- El complejo de la esclerosis tuberosa es un trastorno genético que puede afectar varios órganos, incluyendo el cerebro, la piel, los riñones, el corazón y los pulmones.
- La pérdida de función de TSC1 o TSC2 está relacionada con la desregulación de la vía mTOR.
- Se hereda de forma autosómica dominante, pero aproximadamente dos tercios de las personas diagnosticadas presentan variantes patológicas de novo.
- Las convulsiones, las lesiones cutáneas, los angiomiolipomas renales y los problemas de desarrollo y comportamiento pueden presentarse en diversas combinaciones.
- Incluso dentro de la misma familia, los órganos afectados y la gravedad pueden variar significativamente.
- El diagnóstico clínico puede establecerse con dos hallazgos principales o con un hallazgo principal y dos o más hallazgos menores.

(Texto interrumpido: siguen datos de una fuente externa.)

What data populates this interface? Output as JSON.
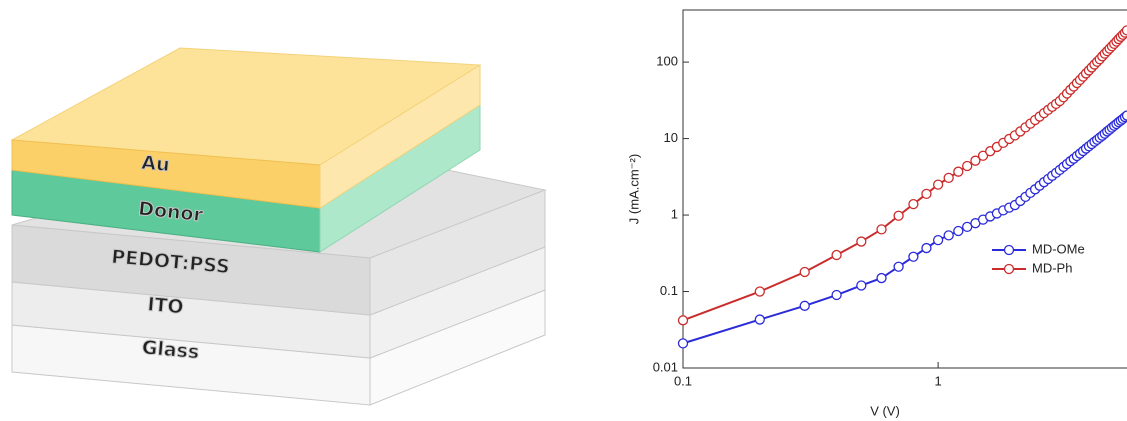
{
  "diagram": {
    "layers": [
      "Au",
      "Donor",
      "PEDOT:PSS",
      "ITO",
      "Glass"
    ]
  },
  "chart_data": {
    "type": "line",
    "xlabel": "V (V)",
    "ylabel": "J (mA.cm⁻²)",
    "xscale": "log",
    "yscale": "log",
    "legend": "lower right",
    "xlim": [
      0.1,
      5.5
    ],
    "ylim": [
      0.01,
      480
    ],
    "xticks": [
      0.1,
      1
    ],
    "yticks": [
      0.01,
      0.1,
      1,
      10,
      100
    ],
    "x": [
      0.1,
      0.2,
      0.3,
      0.4,
      0.5,
      0.6,
      0.7,
      0.8,
      0.9,
      1,
      1.1,
      1.2,
      1.3,
      1.4,
      1.5,
      1.6,
      1.7,
      1.8,
      1.9,
      2,
      2.1,
      2.2,
      2.3,
      2.4,
      2.5,
      2.6,
      2.7,
      2.8,
      2.9,
      3,
      3.1,
      3.2,
      3.3,
      3.4,
      3.5,
      3.6,
      3.7,
      3.8,
      3.9,
      4,
      4.1,
      4.2,
      4.3,
      4.4,
      4.5,
      4.6,
      4.7,
      4.8,
      4.9,
      5,
      5.1,
      5.2,
      5.3,
      5.4,
      5.5
    ],
    "series": [
      {
        "name": "MD-OMe",
        "color": "#2b2bd9",
        "values": [
          0.021,
          0.043,
          0.065,
          0.09,
          0.12,
          0.15,
          0.211,
          0.285,
          0.37,
          0.47,
          0.542,
          0.619,
          0.7,
          0.783,
          0.871,
          0.959,
          1.05,
          1.15,
          1.25,
          1.35,
          1.53,
          1.73,
          1.95,
          2.17,
          2.42,
          2.69,
          2.96,
          3.26,
          3.56,
          3.9,
          4.26,
          4.65,
          5.06,
          5.46,
          5.92,
          6.37,
          6.87,
          7.4,
          7.93,
          8.49,
          9.08,
          9.66,
          10.3,
          10.9,
          11.6,
          12.4,
          13.1,
          13.9,
          14.7,
          15.5,
          16.4,
          17.2,
          18.1,
          19.1,
          20
        ]
      },
      {
        "name": "MD-Ph",
        "color": "#cc2b2b",
        "values": [
          0.042,
          0.1,
          0.18,
          0.3,
          0.45,
          0.65,
          0.98,
          1.39,
          1.89,
          2.5,
          3.06,
          3.69,
          4.38,
          5.14,
          5.96,
          6.84,
          7.77,
          8.79,
          9.89,
          11,
          12.4,
          14,
          15.7,
          17.5,
          19.4,
          21.5,
          23.7,
          26,
          28.4,
          31,
          34.7,
          38.8,
          43.4,
          48,
          53.2,
          58.6,
          64.6,
          71.1,
          77.8,
          85.1,
          92.9,
          101,
          109,
          119,
          129,
          139,
          150,
          161,
          173,
          186,
          200,
          214,
          228,
          243,
          260
        ]
      }
    ]
  }
}
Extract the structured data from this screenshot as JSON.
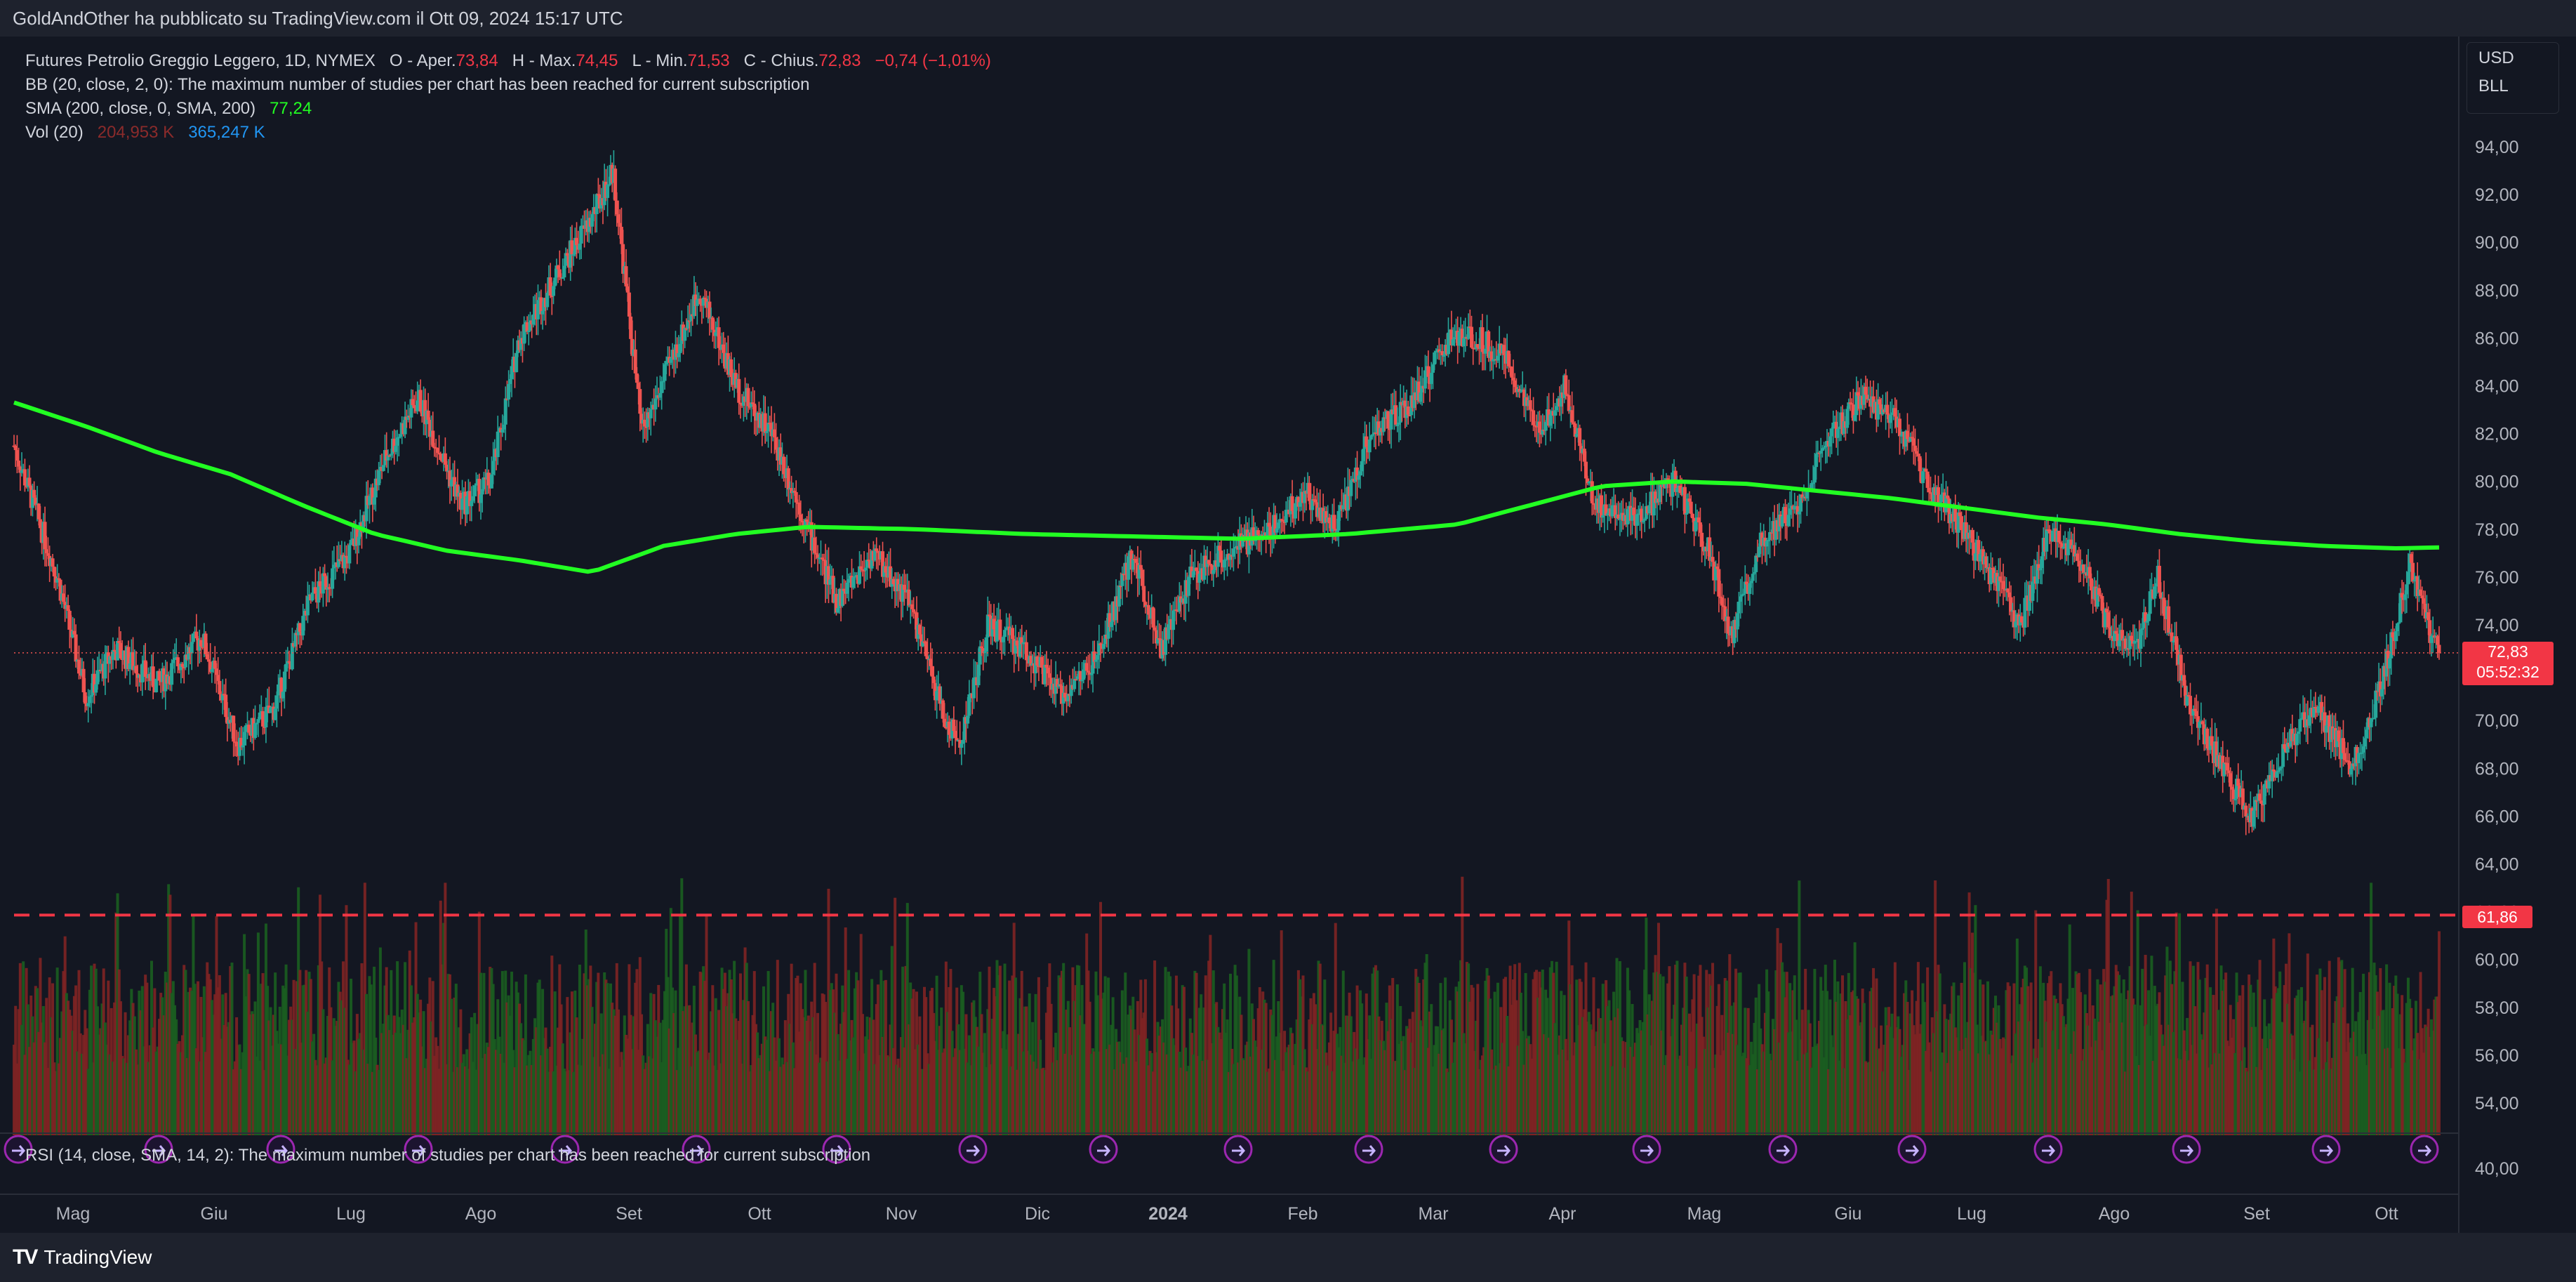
{
  "header": {
    "publisher_text": "GoldAndOther ha pubblicato su TradingView.com il Ott 09, 2024 15:17 UTC"
  },
  "legend": {
    "symbol_text": "Futures Petrolio Greggio Leggero, 1D, NYMEX",
    "open_label": "O - Aper.",
    "open_value": "73,84",
    "high_label": "H - Max.",
    "high_value": "74,45",
    "low_label": "L - Min.",
    "low_value": "71,53",
    "close_label": "C - Chius.",
    "close_value": "72,83",
    "change_value": "−0,74 (−1,01%)",
    "bb_text": "BB (20, close, 2, 0): The maximum number of studies per chart has been reached for current subscription",
    "sma_label": "SMA (200, close, 0, SMA, 200)",
    "sma_value": "77,24",
    "vol_label": "Vol (20)",
    "vol_value_1": "204,953 K",
    "vol_value_2": "365,247 K"
  },
  "currency": {
    "line1": "USD",
    "line2": "BLL"
  },
  "rsi": {
    "text": "RSI (14, close, SMA, 14, 2): The maximum number of studies per chart has been reached for current subscription"
  },
  "price_tag": {
    "price": "72,83",
    "countdown": "05:52:32"
  },
  "level_tag": {
    "value": "61,86"
  },
  "footer": {
    "brand": "TradingView"
  },
  "colors": {
    "background": "#131722",
    "up": "#26a69a",
    "down": "#ef5350",
    "sma": "#22ff22",
    "level": "#f23645",
    "vol_up": "#1b5e20",
    "vol_down": "#7f2424",
    "event_icon": "#9c27b0"
  },
  "chart_data": {
    "type": "candlestick",
    "timeframe": "1D",
    "x_axis_labels": [
      "Mag",
      "Giu",
      "Lug",
      "Ago",
      "Set",
      "Ott",
      "Nov",
      "Dic",
      "2024",
      "Feb",
      "Mar",
      "Apr",
      "Mag",
      "Giu",
      "Lug",
      "Ago",
      "Set",
      "Ott"
    ],
    "y_axis_labels": [
      "94,00",
      "92,00",
      "90,00",
      "88,00",
      "86,00",
      "84,00",
      "82,00",
      "80,00",
      "78,00",
      "76,00",
      "74,00",
      "72,00",
      "70,00",
      "68,00",
      "66,00",
      "64,00",
      "62,00",
      "60,00",
      "58,00",
      "56,00",
      "54,00"
    ],
    "rsi_axis_label": "40,00",
    "ylim": [
      53.5,
      95.5
    ],
    "grid": false,
    "anchors": [
      {
        "d": 0,
        "p": 81.5
      },
      {
        "d": 12,
        "p": 76
      },
      {
        "d": 20,
        "p": 71
      },
      {
        "d": 28,
        "p": 73
      },
      {
        "d": 40,
        "p": 71.5
      },
      {
        "d": 52,
        "p": 73.5
      },
      {
        "d": 62,
        "p": 69
      },
      {
        "d": 72,
        "p": 70.5
      },
      {
        "d": 82,
        "p": 75
      },
      {
        "d": 93,
        "p": 77
      },
      {
        "d": 103,
        "p": 81
      },
      {
        "d": 112,
        "p": 83.5
      },
      {
        "d": 124,
        "p": 79
      },
      {
        "d": 132,
        "p": 80
      },
      {
        "d": 140,
        "p": 86
      },
      {
        "d": 148,
        "p": 88
      },
      {
        "d": 160,
        "p": 91
      },
      {
        "d": 166,
        "p": 93
      },
      {
        "d": 174,
        "p": 82
      },
      {
        "d": 182,
        "p": 85
      },
      {
        "d": 190,
        "p": 88
      },
      {
        "d": 200,
        "p": 84
      },
      {
        "d": 210,
        "p": 82
      },
      {
        "d": 220,
        "p": 78
      },
      {
        "d": 228,
        "p": 75
      },
      {
        "d": 238,
        "p": 77
      },
      {
        "d": 248,
        "p": 75
      },
      {
        "d": 258,
        "p": 70
      },
      {
        "d": 262,
        "p": 69
      },
      {
        "d": 270,
        "p": 74
      },
      {
        "d": 280,
        "p": 73
      },
      {
        "d": 290,
        "p": 71
      },
      {
        "d": 300,
        "p": 72.5
      },
      {
        "d": 310,
        "p": 77
      },
      {
        "d": 318,
        "p": 73
      },
      {
        "d": 326,
        "p": 76
      },
      {
        "d": 336,
        "p": 77
      },
      {
        "d": 348,
        "p": 78
      },
      {
        "d": 358,
        "p": 79.5
      },
      {
        "d": 366,
        "p": 78
      },
      {
        "d": 376,
        "p": 82
      },
      {
        "d": 386,
        "p": 83
      },
      {
        "d": 398,
        "p": 86
      },
      {
        "d": 406,
        "p": 86
      },
      {
        "d": 414,
        "p": 85
      },
      {
        "d": 422,
        "p": 82
      },
      {
        "d": 430,
        "p": 84
      },
      {
        "d": 438,
        "p": 79
      },
      {
        "d": 450,
        "p": 78.5
      },
      {
        "d": 460,
        "p": 80
      },
      {
        "d": 470,
        "p": 77
      },
      {
        "d": 476,
        "p": 73.5
      },
      {
        "d": 484,
        "p": 77.5
      },
      {
        "d": 494,
        "p": 79
      },
      {
        "d": 504,
        "p": 82
      },
      {
        "d": 512,
        "p": 83.5
      },
      {
        "d": 522,
        "p": 82.5
      },
      {
        "d": 530,
        "p": 80
      },
      {
        "d": 540,
        "p": 78
      },
      {
        "d": 548,
        "p": 76
      },
      {
        "d": 556,
        "p": 74
      },
      {
        "d": 564,
        "p": 78
      },
      {
        "d": 572,
        "p": 77
      },
      {
        "d": 580,
        "p": 74
      },
      {
        "d": 588,
        "p": 73
      },
      {
        "d": 594,
        "p": 76
      },
      {
        "d": 602,
        "p": 71
      },
      {
        "d": 612,
        "p": 68
      },
      {
        "d": 620,
        "p": 66
      },
      {
        "d": 630,
        "p": 69
      },
      {
        "d": 638,
        "p": 70.5
      },
      {
        "d": 648,
        "p": 68
      },
      {
        "d": 656,
        "p": 71.5
      },
      {
        "d": 664,
        "p": 76.5
      },
      {
        "d": 670,
        "p": 73.5
      },
      {
        "d": 672,
        "p": 72.83
      }
    ],
    "sma200": [
      {
        "d": 0,
        "p": 83.3
      },
      {
        "d": 20,
        "p": 82.3
      },
      {
        "d": 40,
        "p": 81.2
      },
      {
        "d": 60,
        "p": 80.3
      },
      {
        "d": 80,
        "p": 79
      },
      {
        "d": 100,
        "p": 77.8
      },
      {
        "d": 120,
        "p": 77.1
      },
      {
        "d": 140,
        "p": 76.7
      },
      {
        "d": 160,
        "p": 76.2
      },
      {
        "d": 180,
        "p": 77.3
      },
      {
        "d": 200,
        "p": 77.8
      },
      {
        "d": 220,
        "p": 78.1
      },
      {
        "d": 250,
        "p": 78
      },
      {
        "d": 280,
        "p": 77.8
      },
      {
        "d": 310,
        "p": 77.7
      },
      {
        "d": 340,
        "p": 77.6
      },
      {
        "d": 370,
        "p": 77.8
      },
      {
        "d": 400,
        "p": 78.2
      },
      {
        "d": 420,
        "p": 79
      },
      {
        "d": 440,
        "p": 79.8
      },
      {
        "d": 460,
        "p": 80
      },
      {
        "d": 480,
        "p": 79.9
      },
      {
        "d": 500,
        "p": 79.6
      },
      {
        "d": 520,
        "p": 79.3
      },
      {
        "d": 540,
        "p": 78.9
      },
      {
        "d": 560,
        "p": 78.5
      },
      {
        "d": 580,
        "p": 78.2
      },
      {
        "d": 600,
        "p": 77.8
      },
      {
        "d": 620,
        "p": 77.5
      },
      {
        "d": 640,
        "p": 77.3
      },
      {
        "d": 660,
        "p": 77.2
      },
      {
        "d": 672,
        "p": 77.24
      }
    ],
    "horizontal_level": 61.86,
    "last_price": 72.83,
    "event_markers": 18
  }
}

- El diagnóstico molecular puede establecerse mediante la identificación de variantes patológicas en TSC1 o TSC2.
- El manejo requiere un enfoque multidisciplinario que conecte las áreas neurológica, renal, dermatológica, cardíaca, pulmonar y oftalmológica.
- Los inhibidores de mTOR se utilizan según la indicación para SEGA en crecimiento, algunos angiomiolipomas renales, LAM y convulsiones refractarias.
- El tratamiento de las convulsiones puede incluir vigabatrina, otros anticonvulsivos, dietas y cirugía, dependiendo de la situación clínica.